What if the server were so overloaded that we actually needed to reduce the size of the
buffer itself? Say memory was short and the operating system said “I know you have 360
bytes allocated for the receive buffer for this connection, but I need to free up memory so
now you only have 240”. The server still can't immediately process the 140 bytes it
received, so it would need to drop the window size it sent back to the client all the way from
360 bytes down to 100 (240 in the total buffer less the 140 already received).
In effect, doing this actually moves the right edge of the client's send window back to the
left. It says “not only can't you send more data when you receive this acknowledgment, but
you now can send less”. In TCP parlance, this is called shrinking the window.

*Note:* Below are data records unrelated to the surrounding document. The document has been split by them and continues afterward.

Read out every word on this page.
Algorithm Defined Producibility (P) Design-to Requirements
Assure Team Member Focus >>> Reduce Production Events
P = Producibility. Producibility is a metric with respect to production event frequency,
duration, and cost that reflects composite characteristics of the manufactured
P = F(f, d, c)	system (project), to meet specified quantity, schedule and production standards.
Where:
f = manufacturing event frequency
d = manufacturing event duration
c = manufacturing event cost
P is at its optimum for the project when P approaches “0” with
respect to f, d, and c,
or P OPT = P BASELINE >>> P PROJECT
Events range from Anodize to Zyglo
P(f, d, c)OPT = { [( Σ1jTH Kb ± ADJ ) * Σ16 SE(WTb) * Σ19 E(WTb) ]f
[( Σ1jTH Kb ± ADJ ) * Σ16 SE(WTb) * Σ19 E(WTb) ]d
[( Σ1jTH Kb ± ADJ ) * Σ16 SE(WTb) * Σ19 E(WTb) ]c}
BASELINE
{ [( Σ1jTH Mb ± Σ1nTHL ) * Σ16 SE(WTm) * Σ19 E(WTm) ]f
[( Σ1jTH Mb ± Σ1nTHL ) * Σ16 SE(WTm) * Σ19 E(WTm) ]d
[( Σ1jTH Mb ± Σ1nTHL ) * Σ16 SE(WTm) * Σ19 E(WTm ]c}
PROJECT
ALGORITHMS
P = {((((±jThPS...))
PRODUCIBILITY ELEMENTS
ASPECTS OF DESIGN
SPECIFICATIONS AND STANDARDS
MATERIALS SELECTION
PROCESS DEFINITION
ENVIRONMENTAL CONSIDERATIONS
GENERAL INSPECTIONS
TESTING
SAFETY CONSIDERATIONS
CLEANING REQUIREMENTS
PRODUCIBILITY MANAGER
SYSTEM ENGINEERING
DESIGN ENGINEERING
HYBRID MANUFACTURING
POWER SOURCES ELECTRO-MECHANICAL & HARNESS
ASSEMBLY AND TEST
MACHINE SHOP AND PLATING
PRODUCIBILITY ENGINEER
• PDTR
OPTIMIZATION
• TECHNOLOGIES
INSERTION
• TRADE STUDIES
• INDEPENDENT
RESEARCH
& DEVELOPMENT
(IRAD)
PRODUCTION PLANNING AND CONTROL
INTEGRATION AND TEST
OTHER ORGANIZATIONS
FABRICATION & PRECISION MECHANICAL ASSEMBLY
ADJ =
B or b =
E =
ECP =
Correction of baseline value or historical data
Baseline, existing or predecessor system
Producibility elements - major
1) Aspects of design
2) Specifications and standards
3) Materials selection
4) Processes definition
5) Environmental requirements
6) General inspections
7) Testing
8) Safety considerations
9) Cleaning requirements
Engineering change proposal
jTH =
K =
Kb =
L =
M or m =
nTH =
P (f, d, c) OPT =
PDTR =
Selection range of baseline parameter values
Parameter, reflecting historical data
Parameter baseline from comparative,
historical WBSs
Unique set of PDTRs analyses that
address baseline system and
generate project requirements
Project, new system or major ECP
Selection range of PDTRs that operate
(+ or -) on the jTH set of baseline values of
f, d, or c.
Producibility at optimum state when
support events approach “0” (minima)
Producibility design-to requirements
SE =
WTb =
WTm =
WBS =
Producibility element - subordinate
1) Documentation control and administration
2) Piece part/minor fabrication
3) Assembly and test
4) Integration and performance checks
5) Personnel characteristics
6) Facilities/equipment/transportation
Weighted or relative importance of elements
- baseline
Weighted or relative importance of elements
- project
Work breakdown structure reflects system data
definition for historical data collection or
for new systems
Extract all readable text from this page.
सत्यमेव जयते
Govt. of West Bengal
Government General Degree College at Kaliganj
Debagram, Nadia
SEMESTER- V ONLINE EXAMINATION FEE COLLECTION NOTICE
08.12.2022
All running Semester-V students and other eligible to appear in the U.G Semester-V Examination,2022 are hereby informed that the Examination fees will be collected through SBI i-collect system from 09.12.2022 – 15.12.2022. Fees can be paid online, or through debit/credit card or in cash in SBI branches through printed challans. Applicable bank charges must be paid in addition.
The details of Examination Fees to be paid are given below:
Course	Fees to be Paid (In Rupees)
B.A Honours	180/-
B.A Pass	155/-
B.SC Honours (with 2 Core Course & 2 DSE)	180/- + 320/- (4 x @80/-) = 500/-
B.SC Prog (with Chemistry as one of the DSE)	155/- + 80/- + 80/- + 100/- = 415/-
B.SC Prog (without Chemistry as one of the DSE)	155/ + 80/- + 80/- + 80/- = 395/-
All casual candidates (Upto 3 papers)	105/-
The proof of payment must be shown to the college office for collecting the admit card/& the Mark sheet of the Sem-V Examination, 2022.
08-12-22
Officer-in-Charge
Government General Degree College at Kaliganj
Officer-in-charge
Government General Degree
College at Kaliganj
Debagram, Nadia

There's a very serious problem with doing this, however: while the original 140 bytes were
in transit from the client to the server, the client still thought it had 360 bytes of total window,
of which 220 bytes were usable (360 less 140). The client may well have already sent some
of that 220 bytes of data to the server before it gets notification that the server has shrunk
the window! If so, and the server reduces its buffer to 240 bytes with 140 used, when those
220 bytes show up at the server, only 100 will fit and any additional ones will need to be
discarded. This will force the client to have to retransmit that data, which is inefficient.
Figure 227 illustrates graphically how this situation would play out.
Reducing Buffer Size Without "Shrinking" the Window
To prevent this from occurring, TCP adds a simple rule to the basic sliding window
mechanism: a device is not allowed to shrink the window. Note that there is a potential
terminology ambiguity here. The words “shrinking” and “reducing” are sometimes used
synonymously in colloquial discussions. As we've seen, there's nothing wrong with
reducing the size of the window. The problem of “shrinking the window” only refers to the
case where we reduce the window size so much that we contradict a prior window adver-
tisement by taking back permission to send a certain number of bytes.
Another way of looking at this is that shrinking occurs whenever the server sends back a
window size advertisement smaller than what the client considers its usable window size to
be at that time. In this case, the server shrunk the window because at the time it was
acknowledging the 140 bytes, it sent back a window size of 100, which is less than the 220-
byte usable window the client had then.